The open-source response

Within hours of the leak, open-source reimplementations appeared. The most notable is Claw Code by Sigrid Jin, which hit 50K GitHub stars within two hours. It includes both a Python metadata layer that catalogs the original TypeScript structure and a functional Rust port that can actually interact with the Anthropic API.

The Rust implementation covers the core loop, all 19 tools, the permission model, hooks, sandbox isolation, OAuth, session compaction, and the full CLI with REPL mode. It's a clean-room rewrite - not a copy-paste - and it demonstrates that the architecture is sound enough to reimplement from the design alone.

The real takeaway

The leaked code isn't revolutionary. There's no secret sauce.

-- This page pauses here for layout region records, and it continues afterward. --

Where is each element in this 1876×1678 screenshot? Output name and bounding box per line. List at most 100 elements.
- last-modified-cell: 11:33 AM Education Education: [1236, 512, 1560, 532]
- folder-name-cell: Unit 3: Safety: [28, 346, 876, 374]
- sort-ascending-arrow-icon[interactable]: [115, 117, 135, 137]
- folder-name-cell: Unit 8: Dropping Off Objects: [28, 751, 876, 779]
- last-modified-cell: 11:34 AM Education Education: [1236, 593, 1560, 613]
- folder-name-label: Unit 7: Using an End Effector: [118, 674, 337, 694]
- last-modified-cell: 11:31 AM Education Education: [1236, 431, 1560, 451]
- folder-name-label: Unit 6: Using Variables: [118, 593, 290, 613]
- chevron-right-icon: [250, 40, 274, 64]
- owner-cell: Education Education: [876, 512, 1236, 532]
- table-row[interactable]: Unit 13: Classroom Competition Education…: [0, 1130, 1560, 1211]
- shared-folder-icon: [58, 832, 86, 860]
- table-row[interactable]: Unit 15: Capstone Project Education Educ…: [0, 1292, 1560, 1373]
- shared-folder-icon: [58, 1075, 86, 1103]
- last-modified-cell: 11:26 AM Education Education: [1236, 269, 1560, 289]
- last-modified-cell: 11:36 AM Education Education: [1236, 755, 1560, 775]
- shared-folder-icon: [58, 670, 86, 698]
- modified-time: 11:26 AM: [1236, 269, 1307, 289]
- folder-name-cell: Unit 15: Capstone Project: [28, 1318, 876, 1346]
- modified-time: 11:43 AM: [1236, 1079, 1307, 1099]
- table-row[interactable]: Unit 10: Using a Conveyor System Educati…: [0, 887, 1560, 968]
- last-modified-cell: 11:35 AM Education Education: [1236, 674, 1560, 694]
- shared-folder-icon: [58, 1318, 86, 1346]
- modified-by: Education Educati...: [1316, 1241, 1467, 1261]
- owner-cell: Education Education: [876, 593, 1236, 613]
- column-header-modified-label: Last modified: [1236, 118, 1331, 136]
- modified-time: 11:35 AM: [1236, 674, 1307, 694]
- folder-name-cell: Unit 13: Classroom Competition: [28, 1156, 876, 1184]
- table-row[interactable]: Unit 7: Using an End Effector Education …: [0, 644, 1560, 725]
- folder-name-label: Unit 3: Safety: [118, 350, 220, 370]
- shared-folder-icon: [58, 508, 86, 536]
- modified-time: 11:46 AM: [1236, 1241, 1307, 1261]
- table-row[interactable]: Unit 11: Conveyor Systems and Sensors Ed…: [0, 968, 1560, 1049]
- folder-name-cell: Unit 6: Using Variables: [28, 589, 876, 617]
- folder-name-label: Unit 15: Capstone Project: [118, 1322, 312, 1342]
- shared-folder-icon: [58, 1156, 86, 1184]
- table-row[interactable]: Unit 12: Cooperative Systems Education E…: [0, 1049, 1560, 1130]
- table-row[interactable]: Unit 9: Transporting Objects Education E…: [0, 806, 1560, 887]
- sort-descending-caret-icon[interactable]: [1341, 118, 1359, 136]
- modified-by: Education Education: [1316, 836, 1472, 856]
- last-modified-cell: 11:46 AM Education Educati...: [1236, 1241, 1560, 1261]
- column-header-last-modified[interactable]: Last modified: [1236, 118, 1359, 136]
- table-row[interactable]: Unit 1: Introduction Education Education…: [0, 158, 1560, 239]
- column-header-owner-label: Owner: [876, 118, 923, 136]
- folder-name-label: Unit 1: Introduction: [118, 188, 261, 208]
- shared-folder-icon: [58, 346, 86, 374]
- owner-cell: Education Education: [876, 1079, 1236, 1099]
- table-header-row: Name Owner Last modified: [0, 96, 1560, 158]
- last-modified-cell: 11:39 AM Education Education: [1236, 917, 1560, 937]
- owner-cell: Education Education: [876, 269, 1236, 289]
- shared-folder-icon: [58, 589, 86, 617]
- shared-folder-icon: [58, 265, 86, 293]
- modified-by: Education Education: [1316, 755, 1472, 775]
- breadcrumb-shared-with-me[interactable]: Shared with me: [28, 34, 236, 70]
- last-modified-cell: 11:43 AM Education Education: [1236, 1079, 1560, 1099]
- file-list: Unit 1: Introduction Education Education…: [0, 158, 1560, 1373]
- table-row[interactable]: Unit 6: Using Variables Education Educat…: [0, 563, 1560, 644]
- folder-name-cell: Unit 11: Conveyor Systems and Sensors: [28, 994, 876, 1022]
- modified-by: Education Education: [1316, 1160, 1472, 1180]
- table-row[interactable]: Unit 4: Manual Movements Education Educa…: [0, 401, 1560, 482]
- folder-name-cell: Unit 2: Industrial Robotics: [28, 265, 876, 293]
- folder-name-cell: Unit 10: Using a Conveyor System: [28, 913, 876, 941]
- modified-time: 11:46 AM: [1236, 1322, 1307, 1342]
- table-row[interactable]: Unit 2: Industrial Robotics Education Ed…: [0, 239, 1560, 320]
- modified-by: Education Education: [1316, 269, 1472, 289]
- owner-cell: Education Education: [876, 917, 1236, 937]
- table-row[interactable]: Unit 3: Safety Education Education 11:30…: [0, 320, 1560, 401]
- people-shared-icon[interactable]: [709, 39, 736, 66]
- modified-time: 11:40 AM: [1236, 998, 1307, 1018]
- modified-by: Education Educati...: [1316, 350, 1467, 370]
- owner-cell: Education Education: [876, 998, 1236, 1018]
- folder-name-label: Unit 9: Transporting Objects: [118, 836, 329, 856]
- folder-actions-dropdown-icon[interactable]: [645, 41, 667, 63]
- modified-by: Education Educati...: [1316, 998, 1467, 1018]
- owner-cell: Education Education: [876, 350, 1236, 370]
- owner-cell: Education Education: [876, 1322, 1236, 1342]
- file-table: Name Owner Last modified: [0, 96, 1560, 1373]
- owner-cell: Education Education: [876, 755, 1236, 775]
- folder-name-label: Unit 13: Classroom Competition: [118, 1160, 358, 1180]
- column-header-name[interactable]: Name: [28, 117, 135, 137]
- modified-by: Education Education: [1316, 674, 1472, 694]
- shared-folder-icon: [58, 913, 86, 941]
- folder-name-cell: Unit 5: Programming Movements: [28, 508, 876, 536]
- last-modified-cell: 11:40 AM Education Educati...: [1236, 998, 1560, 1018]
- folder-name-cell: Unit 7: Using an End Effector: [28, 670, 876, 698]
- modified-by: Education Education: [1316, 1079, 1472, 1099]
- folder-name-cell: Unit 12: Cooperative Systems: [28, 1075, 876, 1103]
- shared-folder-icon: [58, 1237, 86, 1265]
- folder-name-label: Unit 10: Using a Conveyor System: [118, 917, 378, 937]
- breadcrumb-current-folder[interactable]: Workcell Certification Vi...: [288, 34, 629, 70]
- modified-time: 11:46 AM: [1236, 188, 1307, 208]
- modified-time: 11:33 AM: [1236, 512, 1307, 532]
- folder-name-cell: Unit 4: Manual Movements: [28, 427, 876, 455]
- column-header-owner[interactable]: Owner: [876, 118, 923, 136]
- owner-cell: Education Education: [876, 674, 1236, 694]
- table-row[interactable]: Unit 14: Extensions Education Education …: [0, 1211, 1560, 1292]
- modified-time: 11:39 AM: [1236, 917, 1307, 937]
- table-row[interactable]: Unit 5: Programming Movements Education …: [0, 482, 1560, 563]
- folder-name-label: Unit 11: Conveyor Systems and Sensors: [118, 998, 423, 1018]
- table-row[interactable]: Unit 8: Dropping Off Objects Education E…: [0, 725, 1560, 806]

What makes Claude Code effective is the combination of a capable model with careful engineering: thoughtful prompt construction, a well-designed permission model, robust session management, and pragmatic extensibility.

That's actually the most useful lesson. If you're building an AI agent, you don't need exotic architectures. You need solid engineering applied to the fundamentals: how the model sees context, how tools are permissioned and executed, how long sessions are managed, and how users can extend behavior.

The code that leaked is good engineering. It's not magic.

FAQ

Is the leaked Claude Code source still available?

The original npm package was pulled and republished without source maps within hours. However, mirrors, forks, and open-source reimplementations captured the architecture before removal.

Does the leak affect Claude Code users' security?

No. The leak exposed Anthropic's own source code, not user data. Your API keys, conversation history, and local files were never at risk.

What is the CLAUDE.md file and how does Claude Code use it?

CLAUDE.md is a project instruction file that Claude Code discovers automatically. It walks your directory tree from CWD to root, loading CLAUDE.md files at each level with a 12K token budget total. This is how you give Claude Code project-specific context and rules.

How does Claude Code handle long conversations without running out of context?

It uses auto-compaction. When input tokens exceed 200K, older messages are summarized into a compressed system message while the 4 most recent messages are preserved verbatim. This lets sessions run for hundreds of turns.

What programming language is Claude Code written in?

The original Claude Code is written in TypeScript, bundled with Bun. The most popular open-source reimplementation (Claw Code) uses Rust for the functional implementation and Python for a metadata/cataloging layer.